The name belonged to a complex , young girl by the name of Frida Kahlo. Her father was a Hungarian Jew and a photographer. Her mother was part Spanish and part native American. Frida was born in Mexico
City in 1910. At age six she was stricken with polio which left her with a permanent limp. Undaunted she went on to become an unabashed tomboy type and a favorite with her father. At age thirteen he enrolled her as one of
thirty-five girls in a student body of two thousand at the prestigious Preparatoria - the national prep school of Mexico and her career and mis-adventures proceeded.

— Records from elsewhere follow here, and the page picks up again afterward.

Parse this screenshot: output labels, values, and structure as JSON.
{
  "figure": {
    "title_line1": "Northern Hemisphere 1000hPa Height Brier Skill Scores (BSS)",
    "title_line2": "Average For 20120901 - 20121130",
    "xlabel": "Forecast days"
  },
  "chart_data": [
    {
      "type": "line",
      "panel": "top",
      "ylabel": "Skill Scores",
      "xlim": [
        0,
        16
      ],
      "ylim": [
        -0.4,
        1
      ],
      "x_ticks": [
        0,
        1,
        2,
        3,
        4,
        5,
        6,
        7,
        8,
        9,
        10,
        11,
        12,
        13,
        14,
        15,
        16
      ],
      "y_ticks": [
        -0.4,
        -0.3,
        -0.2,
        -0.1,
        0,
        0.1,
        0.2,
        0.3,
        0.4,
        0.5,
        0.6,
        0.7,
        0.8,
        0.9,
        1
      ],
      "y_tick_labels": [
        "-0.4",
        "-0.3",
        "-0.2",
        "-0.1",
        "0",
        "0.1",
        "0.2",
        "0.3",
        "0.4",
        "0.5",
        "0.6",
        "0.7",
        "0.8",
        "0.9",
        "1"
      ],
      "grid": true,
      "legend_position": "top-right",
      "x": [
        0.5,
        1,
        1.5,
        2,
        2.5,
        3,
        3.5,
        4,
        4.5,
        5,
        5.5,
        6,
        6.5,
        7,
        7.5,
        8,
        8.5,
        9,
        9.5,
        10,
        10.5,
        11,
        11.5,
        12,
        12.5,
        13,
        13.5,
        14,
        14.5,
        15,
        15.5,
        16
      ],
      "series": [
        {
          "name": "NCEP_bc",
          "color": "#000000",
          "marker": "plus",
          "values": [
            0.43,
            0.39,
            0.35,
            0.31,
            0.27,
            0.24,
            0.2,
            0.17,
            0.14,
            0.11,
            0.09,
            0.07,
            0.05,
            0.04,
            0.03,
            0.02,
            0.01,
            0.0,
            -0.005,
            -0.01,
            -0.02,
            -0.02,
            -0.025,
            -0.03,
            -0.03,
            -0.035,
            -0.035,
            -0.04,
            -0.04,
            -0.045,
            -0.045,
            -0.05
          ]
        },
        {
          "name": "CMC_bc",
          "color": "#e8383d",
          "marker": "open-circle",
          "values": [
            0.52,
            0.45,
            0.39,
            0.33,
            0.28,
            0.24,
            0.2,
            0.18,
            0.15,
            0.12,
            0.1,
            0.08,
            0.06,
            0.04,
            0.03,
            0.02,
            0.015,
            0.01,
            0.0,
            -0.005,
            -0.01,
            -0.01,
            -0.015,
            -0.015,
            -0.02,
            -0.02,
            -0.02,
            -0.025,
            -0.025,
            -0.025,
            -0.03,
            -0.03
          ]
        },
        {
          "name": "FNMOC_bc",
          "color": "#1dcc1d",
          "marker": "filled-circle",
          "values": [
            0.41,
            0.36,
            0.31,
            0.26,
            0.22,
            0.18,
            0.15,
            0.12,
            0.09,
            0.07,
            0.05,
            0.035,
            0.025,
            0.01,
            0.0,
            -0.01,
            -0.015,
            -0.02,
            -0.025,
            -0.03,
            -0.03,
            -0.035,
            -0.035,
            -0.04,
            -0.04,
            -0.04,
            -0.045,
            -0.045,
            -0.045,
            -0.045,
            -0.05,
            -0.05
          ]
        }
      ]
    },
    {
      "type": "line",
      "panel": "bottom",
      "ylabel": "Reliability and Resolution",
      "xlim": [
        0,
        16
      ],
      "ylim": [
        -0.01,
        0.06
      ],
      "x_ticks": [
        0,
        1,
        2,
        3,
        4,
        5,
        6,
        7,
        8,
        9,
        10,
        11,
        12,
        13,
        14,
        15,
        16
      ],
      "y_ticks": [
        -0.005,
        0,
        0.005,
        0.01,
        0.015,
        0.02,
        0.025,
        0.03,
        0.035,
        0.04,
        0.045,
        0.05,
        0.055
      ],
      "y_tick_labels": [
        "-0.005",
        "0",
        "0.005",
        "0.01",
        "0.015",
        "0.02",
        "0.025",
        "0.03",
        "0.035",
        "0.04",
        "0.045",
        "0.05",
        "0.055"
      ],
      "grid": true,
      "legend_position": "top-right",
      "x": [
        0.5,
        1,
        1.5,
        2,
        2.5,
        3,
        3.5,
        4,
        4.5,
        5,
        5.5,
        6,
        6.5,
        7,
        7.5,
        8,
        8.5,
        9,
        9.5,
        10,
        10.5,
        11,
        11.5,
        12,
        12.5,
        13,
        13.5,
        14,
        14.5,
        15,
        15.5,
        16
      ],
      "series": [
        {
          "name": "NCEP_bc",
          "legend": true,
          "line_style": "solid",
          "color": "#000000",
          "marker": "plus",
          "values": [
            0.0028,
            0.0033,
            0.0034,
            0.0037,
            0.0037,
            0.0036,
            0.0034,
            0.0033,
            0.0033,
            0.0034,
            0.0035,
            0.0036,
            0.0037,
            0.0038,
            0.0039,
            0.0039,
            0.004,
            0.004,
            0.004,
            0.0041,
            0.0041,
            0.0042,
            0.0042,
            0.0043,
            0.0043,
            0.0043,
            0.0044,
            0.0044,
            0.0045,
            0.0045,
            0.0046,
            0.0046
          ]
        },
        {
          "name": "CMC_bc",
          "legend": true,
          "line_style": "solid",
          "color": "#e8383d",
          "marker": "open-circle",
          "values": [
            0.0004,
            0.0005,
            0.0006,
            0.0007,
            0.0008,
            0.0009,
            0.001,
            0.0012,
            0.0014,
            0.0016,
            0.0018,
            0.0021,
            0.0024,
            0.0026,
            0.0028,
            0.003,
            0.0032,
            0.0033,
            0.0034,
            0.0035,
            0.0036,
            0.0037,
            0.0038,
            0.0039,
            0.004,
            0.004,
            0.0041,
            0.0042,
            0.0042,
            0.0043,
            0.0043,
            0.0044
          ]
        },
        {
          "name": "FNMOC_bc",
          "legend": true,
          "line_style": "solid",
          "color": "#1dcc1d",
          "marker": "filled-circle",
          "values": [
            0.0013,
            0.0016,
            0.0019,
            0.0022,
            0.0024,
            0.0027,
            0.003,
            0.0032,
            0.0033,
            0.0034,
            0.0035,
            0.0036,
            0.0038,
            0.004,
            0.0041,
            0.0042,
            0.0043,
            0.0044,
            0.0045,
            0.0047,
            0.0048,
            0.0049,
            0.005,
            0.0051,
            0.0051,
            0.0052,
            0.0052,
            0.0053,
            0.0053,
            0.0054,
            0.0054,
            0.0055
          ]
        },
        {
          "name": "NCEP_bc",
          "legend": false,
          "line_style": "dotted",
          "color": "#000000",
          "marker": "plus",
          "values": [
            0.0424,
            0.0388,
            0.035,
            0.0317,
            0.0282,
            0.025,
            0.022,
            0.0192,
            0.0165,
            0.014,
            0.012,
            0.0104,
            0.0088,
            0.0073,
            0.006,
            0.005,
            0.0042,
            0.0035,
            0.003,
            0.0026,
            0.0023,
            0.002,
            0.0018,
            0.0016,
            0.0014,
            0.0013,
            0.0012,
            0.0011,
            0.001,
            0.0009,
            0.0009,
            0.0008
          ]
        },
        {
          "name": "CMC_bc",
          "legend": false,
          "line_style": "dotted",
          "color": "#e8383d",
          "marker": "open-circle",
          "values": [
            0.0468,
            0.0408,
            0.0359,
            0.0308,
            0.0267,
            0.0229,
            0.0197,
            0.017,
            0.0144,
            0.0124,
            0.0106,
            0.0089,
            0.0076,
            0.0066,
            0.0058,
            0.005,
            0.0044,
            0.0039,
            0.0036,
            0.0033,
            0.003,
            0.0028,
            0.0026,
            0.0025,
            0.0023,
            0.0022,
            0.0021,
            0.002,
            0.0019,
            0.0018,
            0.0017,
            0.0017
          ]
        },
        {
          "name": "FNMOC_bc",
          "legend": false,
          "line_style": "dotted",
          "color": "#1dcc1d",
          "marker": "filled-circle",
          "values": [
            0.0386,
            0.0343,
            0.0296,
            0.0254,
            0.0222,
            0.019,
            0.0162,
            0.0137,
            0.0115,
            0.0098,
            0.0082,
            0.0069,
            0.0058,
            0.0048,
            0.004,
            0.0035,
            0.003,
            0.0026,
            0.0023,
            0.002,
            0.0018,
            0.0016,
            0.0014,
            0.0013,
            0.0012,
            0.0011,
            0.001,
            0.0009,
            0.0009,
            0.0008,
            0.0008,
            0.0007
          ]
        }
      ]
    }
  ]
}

At the school she met a young painter who had just returned to Mexico from France who was commissioned to do some murals in Mexican public buildings. His name was Diego Rivera and teen-ager Frida
found herself attracted to him. Not knowing how to deal with her emotions, the young girl teased him without mercy, played practical jokes on him and discovered numerous ways to make his wife Lupe Marin jealous. In 1925, Frida
was riding in a bus which collided with a streetcar. She was severely hurt and it was said that those injuries would prevent her from ever having children.
Many women might have given up at this point, but not
Frida Kahlo. She was forced to withdraw from school and thus away from Diego and Lupe Rivera. During her convalescence, Frida did something she had never done before. She painted a picture - a self-portrait. This was the
beginning or a new life for her.
She met a young photographer by the name of Tina Modotti and they became communist militants opposed to the “reactionary” rule of the Calles government of Mexico. When the
government withdrew all support from Diego Rivera concerning the murals he was doing , she took it as personal affront. Diego Rivera had been divorced from Lupe Marin by this time, so he and Frida were married and went off to
San Francisco and then to New York. after a quick visit to Mexico convinced them they were no longer welcome there. He accepted work in Detroit where Frida miscarried and-again, in recovery - painted another self-portrait titled
“Miscarriage in Detroit.” The career of Diego Rivera mis-carried shortly afterward. He was commissioned to do large murals at Rockerfeller Center, in New York, but his communists background caught up with him. He was dismissed
and all the work had completed was torn down.
Frida was painting with regularity. She developed, with Rivera’s generous and eager help, a style akin to native tribal art of ancient Mexico. She specialized in small paintings called “retablos” of the type used in so
many Mexico churches. I find it odd to think that her small paintings may, in time, live on-and-on and her reputation as an artist steadily increase, which that of Diego Rivera and his massive murals will fade away and be difficult to
remember.
Frida Rivera is quoted as having said: “Two accidents shaped my life....a tram knocking me down... the other accident was meeting Diego Rivera.”
Consider Frida when you think you have “troubles.” But do not - I repeat - do not - set her up as an example to follow. From this point on Frida Rivera made the worst possible choices in almost everything she did
and her life came tumbling down around her. Her’s is one of the greatest stories of an artist gone wrong.
It is best read, or retold, perhaps, as a “How NOT To...” guide.